The group has earmarked the Holiday Inn Express and the Crowne Plaza Hotel near Dublin Airport to be among the initial quarantine hotels.
Four hotels will be used when the quarantining system is first introduced but the group has committed surge capacity in their other hotels. How many hotels are used will depend on demand.
Health Minister Stephen Donnelly will announce the deal with the Tifco Group in the coming days.
Three days after the announcement the system will be formally in place and passengers arriving from 33 countries deemed to be high risk for Covid-19 will have to quarantine in one of the hotels.
Passengers arriving from these countries will be required to book rooms in quarantine hotels in advance of their journeys. It will cost just under €2,000 per adult and around €500 for any child over three-years-old.
Passengers who flout new mandatory hotel quarantine laws could face a €4,000 fine and a month in prison for a first offence.
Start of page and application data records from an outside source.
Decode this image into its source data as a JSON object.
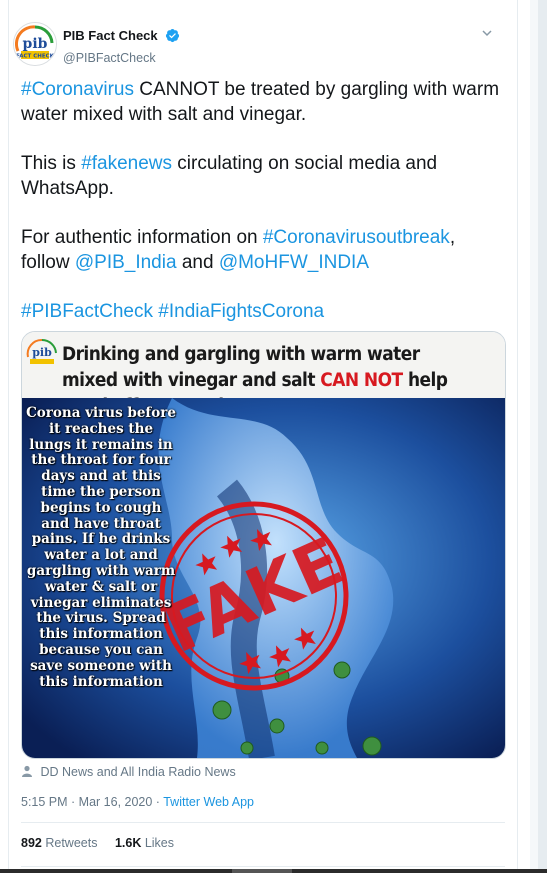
{
  "tweet": {
    "author": {
      "display_name": "PIB Fact Check",
      "handle": "@PIBFactCheck",
      "verified": true
    },
    "line1_hashtag": "#Coronavirus",
    "line1_rest": " CANNOT be treated by gargling with warm water mixed with salt and vinegar.",
    "line2_pre": "This is ",
    "line2_hashtag": "#fakenews",
    "line2_rest": " circulating on social media and WhatsApp.",
    "line3_pre": "For authentic information on ",
    "line3_hashtag": "#Coronavirusoutbreak",
    "line3_mid": ", follow ",
    "mention1": "@PIB_India",
    "line3_and": " and ",
    "mention2": "@MoHFW_INDIA",
    "tag1": "#PIBFactCheck",
    "tag2": "#IndiaFightsCorona",
    "media": {
      "title_pre": "Drinking and gargling with warm water mixed with vinegar and salt ",
      "title_red": "CAN NOT",
      "title_post": " help ward off Coronavirus",
      "body_text": "Corona virus before it reaches the lungs it remains in the throat for four days and at this time the person begins to cough and have throat pains. If he drinks water a lot and gargling with warm water & salt or vinegar eliminates the virus. Spread this information because you can save someone with this information",
      "stamp_text": "FAKE",
      "logo_text": "pib"
    },
    "source": "DD News and All India Radio News",
    "time": "5:15 PM · Mar 16, 2020",
    "separator": " · ",
    "client": "Twitter Web App",
    "retweets_count": "892",
    "retweets_label": "Retweets",
    "likes_count": "1.6K",
    "likes_label": "Likes"
  },
  "colors": {
    "link": "#1b95e0",
    "text": "#14171a",
    "muted": "#657786",
    "stamp": "#d71920"
  }
}
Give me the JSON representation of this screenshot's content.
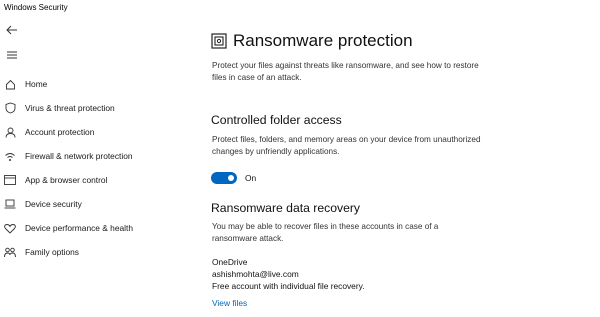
{
  "window": {
    "title": "Windows Security"
  },
  "sidebar": {
    "items": [
      {
        "label": "Home",
        "icon": "home-icon"
      },
      {
        "label": "Virus & threat protection",
        "icon": "shield-icon"
      },
      {
        "label": "Account protection",
        "icon": "person-icon"
      },
      {
        "label": "Firewall & network protection",
        "icon": "wifi-icon"
      },
      {
        "label": "App & browser control",
        "icon": "browser-window-icon"
      },
      {
        "label": "Device security",
        "icon": "laptop-icon"
      },
      {
        "label": "Device performance & health",
        "icon": "heart-icon"
      },
      {
        "label": "Family options",
        "icon": "family-icon"
      }
    ]
  },
  "main": {
    "title": "Ransomware protection",
    "description_line1": "Protect your files against threats like ransomware, and see how to restore",
    "description_line2": "files in case of an attack.",
    "cfa": {
      "title": "Controlled folder access",
      "desc_line1": "Protect files, folders, and memory areas on your device from unauthorized",
      "desc_line2": "changes by unfriendly applications.",
      "toggle_label": "On",
      "toggle_state": "on"
    },
    "recovery": {
      "title": "Ransomware data recovery",
      "desc_line1": "You may be able to recover files in these accounts in case of a",
      "desc_line2": "ransomware attack.",
      "service": "OneDrive",
      "account": "ashishmohta@live.com",
      "plan": "Free account with individual file recovery.",
      "link": "View files"
    }
  },
  "colors": {
    "accent": "#0067c0"
  }
}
A second offence can be punished by a fine not exceeding €4,500 and/or three months in prison while a third offence comes with a possible €5,000 fine and or six months in prison .
Mandatory hotel quarantining will apply to passengers arriving from South Africa, Brazil, Angola, Austria, Botswana, Burundi, Cape Verde, Democratic Republic of the Congo, Lesotho, Malawi, Eswatini, Mauritius, Mozambique, Namibia, Rwanda, Seychelles, Tanzania, United Arab Emirates, Zambia, and Zimbabwe.
It will also apply to those coming from Argentina, Bolivia, Chile, Colombia, Ecuador, French Guiana, Guyana, Panama, Paraguay, Peru, Suriname, Uruguay and Venezuela.